Sörensen ist dabei nicht persönlich anwesend. Ihr Bericht wird in einem Video eingespielt, in dem sie unkenntlich ist. Der Name ist ein Pseudonym. Schon seit Jahren arbeitet die Mittvierzigerin auf, was geschehen ist - für sich persönlich, aber auch mit Blick auf die Institution Kirche. Vor fünf Jahren hat sie den Fall der hannoverschen Landeskirche gemeldet, da war der Pastor bereits gestorben. Jetzt auch gegenüber der damaligen Gemeinde das Schweigen zu brechen, ist ihr wichtig, so hat sie es vorher an ihrem heutigen Wohnort dem Evangelischen Pressedienst (epd) erzählt. "Damals durfte ich nicht darüber reden, das wusste ich."
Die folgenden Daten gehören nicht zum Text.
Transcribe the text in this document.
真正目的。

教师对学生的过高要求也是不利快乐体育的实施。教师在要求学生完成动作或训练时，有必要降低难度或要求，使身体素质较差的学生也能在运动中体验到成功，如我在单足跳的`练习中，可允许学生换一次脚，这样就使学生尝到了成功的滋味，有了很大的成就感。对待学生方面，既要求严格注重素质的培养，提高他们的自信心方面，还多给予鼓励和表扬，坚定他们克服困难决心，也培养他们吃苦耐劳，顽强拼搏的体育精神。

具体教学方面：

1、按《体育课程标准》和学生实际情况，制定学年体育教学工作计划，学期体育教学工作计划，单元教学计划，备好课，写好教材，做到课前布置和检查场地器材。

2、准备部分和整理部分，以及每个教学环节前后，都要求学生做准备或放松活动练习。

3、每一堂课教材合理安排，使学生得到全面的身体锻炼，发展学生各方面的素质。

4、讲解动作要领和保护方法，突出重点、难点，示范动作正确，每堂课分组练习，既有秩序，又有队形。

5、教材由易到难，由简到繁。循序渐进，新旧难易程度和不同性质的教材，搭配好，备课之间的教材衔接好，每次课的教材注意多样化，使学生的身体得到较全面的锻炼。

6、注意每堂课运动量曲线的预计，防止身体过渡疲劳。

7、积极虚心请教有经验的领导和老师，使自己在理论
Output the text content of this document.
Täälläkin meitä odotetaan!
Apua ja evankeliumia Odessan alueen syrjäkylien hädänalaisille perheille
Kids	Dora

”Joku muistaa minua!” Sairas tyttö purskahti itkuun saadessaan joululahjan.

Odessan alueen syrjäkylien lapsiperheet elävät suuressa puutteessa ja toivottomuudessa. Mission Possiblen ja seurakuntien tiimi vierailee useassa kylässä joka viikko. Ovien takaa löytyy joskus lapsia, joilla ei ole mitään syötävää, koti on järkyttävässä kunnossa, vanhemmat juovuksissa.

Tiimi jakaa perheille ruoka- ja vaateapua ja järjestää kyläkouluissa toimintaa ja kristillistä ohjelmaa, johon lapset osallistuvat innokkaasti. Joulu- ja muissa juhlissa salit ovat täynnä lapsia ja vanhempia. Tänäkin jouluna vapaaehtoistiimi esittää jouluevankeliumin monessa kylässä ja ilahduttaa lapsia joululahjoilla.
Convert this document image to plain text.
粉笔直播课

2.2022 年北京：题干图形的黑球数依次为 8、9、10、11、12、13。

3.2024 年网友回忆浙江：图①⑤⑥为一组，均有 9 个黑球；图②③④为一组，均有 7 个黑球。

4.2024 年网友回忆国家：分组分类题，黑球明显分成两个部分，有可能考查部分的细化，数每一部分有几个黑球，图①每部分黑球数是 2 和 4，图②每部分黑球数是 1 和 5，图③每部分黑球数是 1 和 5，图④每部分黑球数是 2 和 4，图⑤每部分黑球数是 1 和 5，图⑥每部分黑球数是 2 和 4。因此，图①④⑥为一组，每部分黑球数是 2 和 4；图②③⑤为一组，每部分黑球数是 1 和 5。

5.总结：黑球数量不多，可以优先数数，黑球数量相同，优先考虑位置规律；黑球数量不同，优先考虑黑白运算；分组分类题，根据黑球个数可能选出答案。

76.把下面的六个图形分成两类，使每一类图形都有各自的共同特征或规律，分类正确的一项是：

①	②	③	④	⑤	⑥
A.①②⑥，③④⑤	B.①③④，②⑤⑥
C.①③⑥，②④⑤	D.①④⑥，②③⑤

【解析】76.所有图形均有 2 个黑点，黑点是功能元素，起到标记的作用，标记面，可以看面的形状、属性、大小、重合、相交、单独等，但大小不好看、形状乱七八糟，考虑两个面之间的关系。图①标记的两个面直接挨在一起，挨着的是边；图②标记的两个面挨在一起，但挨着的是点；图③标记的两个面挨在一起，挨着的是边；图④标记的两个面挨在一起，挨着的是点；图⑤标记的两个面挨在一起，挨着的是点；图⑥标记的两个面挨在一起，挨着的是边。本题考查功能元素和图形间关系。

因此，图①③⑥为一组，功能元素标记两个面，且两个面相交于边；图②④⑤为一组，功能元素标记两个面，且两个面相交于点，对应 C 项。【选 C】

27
Im Pressegespräch formuliert es die heutige Gemeinde-Pastorin Katharina Behnke so: "Dass dies Schweigegebot nun durchbrochen wird, nimmt dem Täter etwas von seiner Macht." Jetzt sei es möglich, dass weitere Betroffene sich meldeten. Das Bild des Pastors müsse öffentlich korrigiert werden, so wie es nach einem vertraulichen Treffen mit Sörensen in einem Nachruf im archivierten Gemeindebrief geschehen sei, sagt Behnke. Dort stehe jetzt: "Wie sich durch glaubhafte Schilderung einer Betroffenen im Jahr 2017 herausgestellt hat, hat Herr D. in seiner Amtszeit in Nenndorf fortgesetzt Mädchen ab 14 Jahren in ihren Grenzen verletzt und durch sexualisierte Gewalt lebenslang traumatisiert."

Sörensen lernt D. als Konfirmandin kennen. Sie schildert ihn als einen Mann, der Jugendliche begeisterte. "Er brachte die Friedensbewegung oder die Dritte-Welt-Problematik aufs Dorf. Wir fanden das richtig toll." Der Pastor organisierte Konfirmandenfahrten. Ausgewählte Jugendliche wie sie selbst seien später als Teamer mitgefahren, berichtet Sörensen. "So ist er an uns herangekommen." Heute erkenne sie Muster eines planvollen Täter-Verhaltens. Bei Spielen mit Berührungen sei er mittendrin gewesen. "Es wurde normal, dass man den Pastor umarmte."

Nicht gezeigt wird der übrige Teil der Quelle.